This weekend, as the respirator plug is pulled on Marshall Field’s once and for all, Federated will finally get to see how well their big advertising push to lure old Field’s customers to the new “Macy’s on State Street” has worked. My guess is not very. One look at the campaign’s commercials and printed ads easily shows why: where’s Chicago?
Seeking to quell the citywide consternation it caused last year by announcing the impending death of the Field’s nameplate, Federated embarked on the current marketing push as a way to win over public opinion. But if they truly want public opinion in their favor, their ads should have local flavor–and they don’t. Federated’s new ads are peppered with generic phrases like “Welcome to your new Macy’s” and “It’s a celebration across the nation”, and iconic images drawn from across the country. Sure, some ads feature the silhouette of the Sears Tower. But why on earth is it standing between the Empire State Building and the St. Louis Arch?

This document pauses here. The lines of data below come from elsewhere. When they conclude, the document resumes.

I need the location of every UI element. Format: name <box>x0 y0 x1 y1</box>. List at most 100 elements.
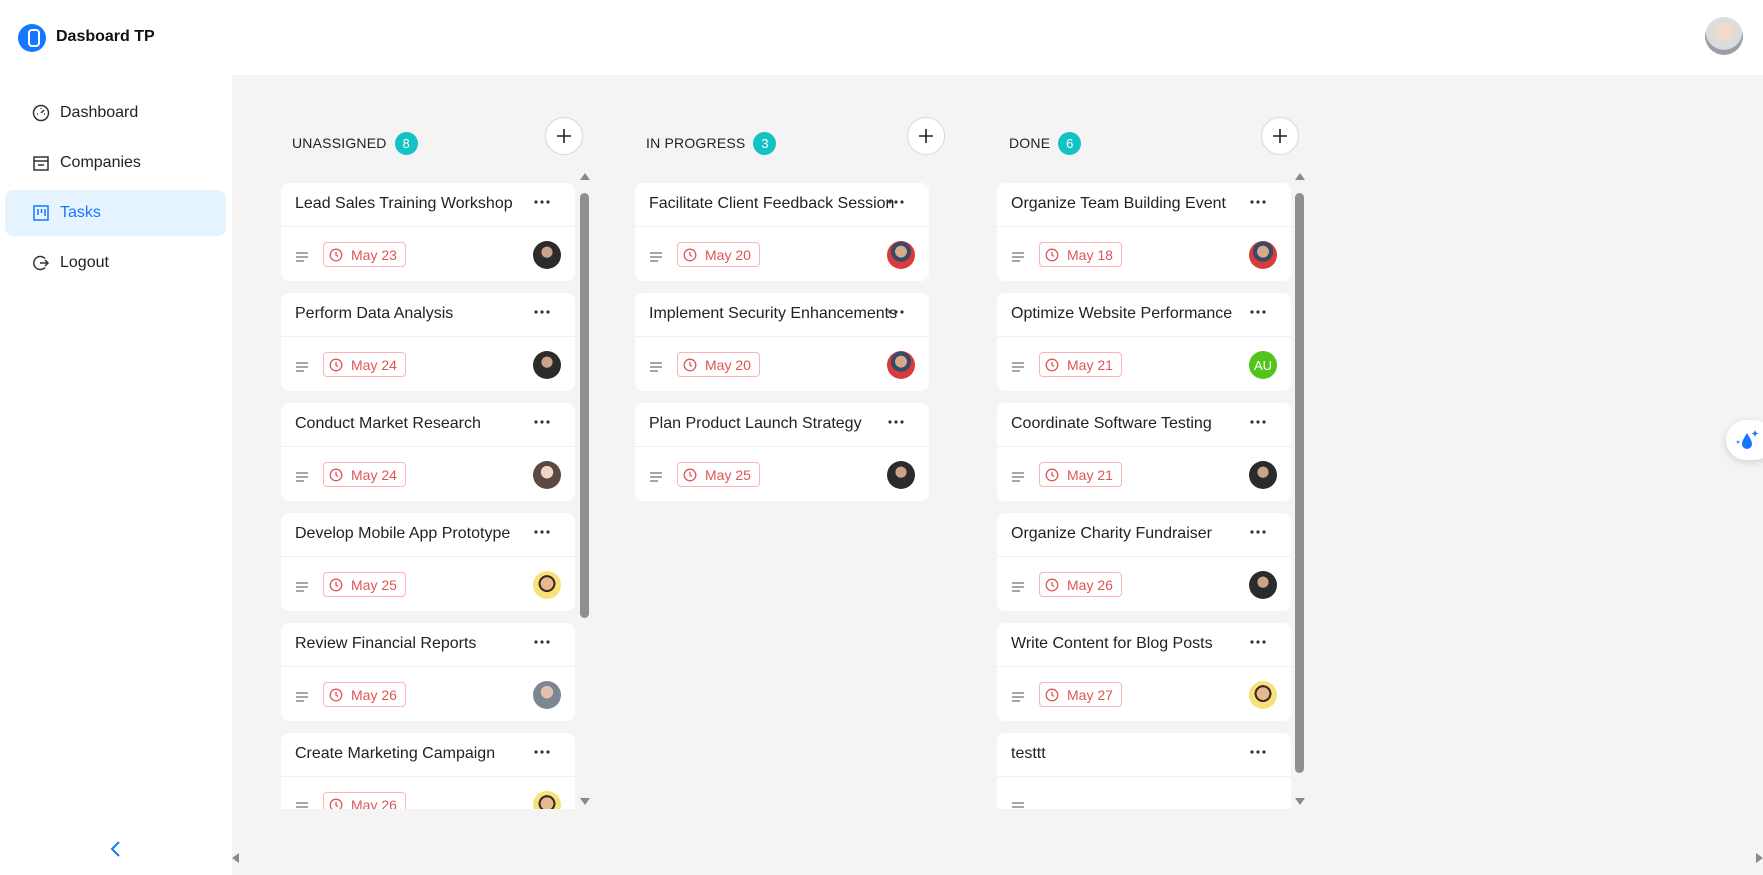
scroll-left-arrow-icon[interactable] <box>232 853 239 863</box>
add-card-button-done[interactable] <box>1261 117 1299 155</box>
shop-icon <box>31 153 51 173</box>
more-options-icon[interactable] <box>1247 632 1269 652</box>
task-title: Plan Product Launch Strategy <box>649 415 862 432</box>
clock-icon <box>329 688 343 701</box>
more-options-icon[interactable] <box>1247 522 1269 542</box>
column-header-unassigned: UNASSIGNED 8 <box>292 123 418 163</box>
clock-icon <box>1045 248 1059 261</box>
description-icon <box>1011 690 1025 702</box>
task-card[interactable]: Create Marketing Campaign May 26 <box>281 733 575 809</box>
plus-icon <box>919 129 933 143</box>
task-card[interactable]: Conduct Market Research May 24 <box>281 403 575 501</box>
more-options-icon[interactable] <box>885 412 907 432</box>
scroll-up-arrow-icon[interactable] <box>1295 173 1305 180</box>
board-horizontal-scrollbar[interactable] <box>232 850 1763 866</box>
description-icon <box>1011 360 1025 372</box>
column-count-badge: 8 <box>394 131 418 155</box>
sidebar-item-tasks[interactable]: Tasks <box>5 190 226 236</box>
assignee-avatar[interactable] <box>887 461 915 489</box>
column-title: UNASSIGNED <box>292 135 387 151</box>
assignee-avatar[interactable] <box>533 351 561 379</box>
due-date-badge: May 20 <box>677 242 760 267</box>
scroll-up-arrow-icon[interactable] <box>580 173 590 180</box>
task-card[interactable]: Write Content for Blog Posts May 27 <box>997 623 1291 721</box>
due-date-badge: May 23 <box>323 242 406 267</box>
sidebar-item-label: Tasks <box>60 204 101 221</box>
task-title: Optimize Website Performance <box>1011 305 1233 322</box>
more-options-icon[interactable] <box>1247 742 1269 762</box>
assignee-avatar[interactable] <box>887 351 915 379</box>
task-card[interactable]: Organize Team Building Event May 18 <box>997 183 1291 281</box>
more-options-icon[interactable] <box>1247 412 1269 432</box>
clock-icon <box>1045 688 1059 701</box>
scroll-down-arrow-icon[interactable] <box>1295 798 1305 805</box>
more-options-icon[interactable] <box>1247 192 1269 212</box>
chevron-left-icon <box>110 841 120 857</box>
task-card[interactable]: Develop Mobile App Prototype May 25 <box>281 513 575 611</box>
assignee-avatar[interactable]: AU <box>1249 351 1277 379</box>
column-header-in-progress: IN PROGRESS 3 <box>646 123 777 163</box>
add-card-button-unassigned[interactable] <box>545 117 583 155</box>
task-title: Develop Mobile App Prototype <box>295 525 511 542</box>
task-card[interactable]: Facilitate Client Feedback Session May 20 <box>635 183 929 281</box>
task-card[interactable]: Perform Data Analysis May 24 <box>281 293 575 391</box>
card-divider <box>997 226 1291 227</box>
description-icon <box>1011 800 1025 809</box>
column-scrollbar-done[interactable] <box>1293 173 1307 807</box>
assignee-avatar[interactable] <box>533 571 561 599</box>
task-card[interactable]: Lead Sales Training Workshop May 23 <box>281 183 575 281</box>
more-options-icon[interactable] <box>531 302 553 322</box>
more-options-icon[interactable] <box>531 522 553 542</box>
task-card[interactable]: Optimize Website Performance May 21 AU <box>997 293 1291 391</box>
clock-icon <box>1045 578 1059 591</box>
description-icon <box>295 250 309 262</box>
due-date-text: May 20 <box>705 246 751 263</box>
more-options-icon[interactable] <box>531 412 553 432</box>
column-count-badge: 3 <box>753 131 777 155</box>
clock-icon <box>329 798 343 809</box>
more-options-icon[interactable] <box>531 192 553 212</box>
scrollbar-thumb[interactable] <box>580 193 589 618</box>
sidebar-item-companies[interactable]: Companies <box>5 140 226 186</box>
more-options-icon[interactable] <box>531 742 553 762</box>
scrollbar-thumb[interactable] <box>1295 193 1304 773</box>
assignee-avatar[interactable] <box>1249 461 1277 489</box>
more-options-icon[interactable] <box>885 302 907 322</box>
task-title: Write Content for Blog Posts <box>1011 635 1213 652</box>
due-date-badge: May 18 <box>1039 242 1122 267</box>
user-avatar[interactable] <box>1705 17 1743 55</box>
scroll-down-arrow-icon[interactable] <box>580 798 590 805</box>
more-options-icon[interactable] <box>1247 302 1269 322</box>
card-divider <box>997 666 1291 667</box>
sidebar-item-logout[interactable]: Logout <box>5 240 226 286</box>
column-scrollbar-unassigned[interactable] <box>578 173 592 807</box>
clock-icon <box>329 358 343 371</box>
assignee-avatar[interactable] <box>1249 241 1277 269</box>
assignee-avatar[interactable] <box>533 241 561 269</box>
task-card[interactable]: testtt <box>997 733 1291 809</box>
assignee-avatar[interactable] <box>1249 571 1277 599</box>
more-options-icon[interactable] <box>885 192 907 212</box>
assignee-avatar[interactable] <box>1249 681 1277 709</box>
app-logo-icon[interactable] <box>18 24 46 52</box>
due-date-text: May 21 <box>1067 466 1113 483</box>
add-card-button-in-progress[interactable] <box>907 117 945 155</box>
task-card[interactable]: Plan Product Launch Strategy May 25 <box>635 403 929 501</box>
task-card[interactable]: Implement Security Enhancements May 20 <box>635 293 929 391</box>
task-card[interactable]: Organize Charity Fundraiser May 26 <box>997 513 1291 611</box>
assignee-avatar[interactable] <box>533 791 561 809</box>
task-title: Create Marketing Campaign <box>295 745 496 762</box>
sidebar-item-dashboard[interactable]: Dashboard <box>5 90 226 136</box>
floating-assistant-button[interactable] <box>1726 420 1763 460</box>
assignee-avatar[interactable] <box>533 681 561 709</box>
card-divider <box>635 336 929 337</box>
assignee-avatar[interactable] <box>887 241 915 269</box>
task-card[interactable]: Coordinate Software Testing May 21 <box>997 403 1291 501</box>
scroll-right-arrow-icon[interactable] <box>1756 853 1763 863</box>
more-options-icon[interactable] <box>531 632 553 652</box>
sidebar-item-label: Logout <box>60 254 109 271</box>
assignee-avatar[interactable] <box>533 461 561 489</box>
collapse-sidebar-button[interactable] <box>104 837 128 861</box>
task-card[interactable]: Review Financial Reports May 26 <box>281 623 575 721</box>
due-date-badge: May 25 <box>323 572 406 597</box>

If there’s one best practice in public relations it’s that you should speak directly to your target audience. By casting a nationwide net with this most generic of generic ad campaigns, how on earth can Federated expect the effort will garner much loyalty from former Field’s fans? Where are the phrases like “We love Chicago”? “We’re proud to be on State Street?” Where are the fliers with panoramic shots of–exclusively–the Chicago skyline? Frankly, where is there evidence that this ad campaign was created with any local sense at all? Target Corp.’s ads were full of local flavor when they bought Field’s in the 1990s. Where is the same respect from the Federated camp?
Don’t get me wrong, my criticism doesn’t stem from sour grapes over a name change. I hate to see the Marshall Field’s nameplate go, but I’ve said before that without Federated Field’s wouldn’t have stood a chance. However, if you want my business in my town, it’s best to show that you know and respect my town.
I get part of the point of the national ads: I may travel across the country from time to time, and it’s always nice to see familiar retail faces in far-flung places. But if Federated really wants Chicagoan dollars, they need to locally can this milktoast ad campaign. Give it up Federated, time to tell me what you can do for me…in Chicago.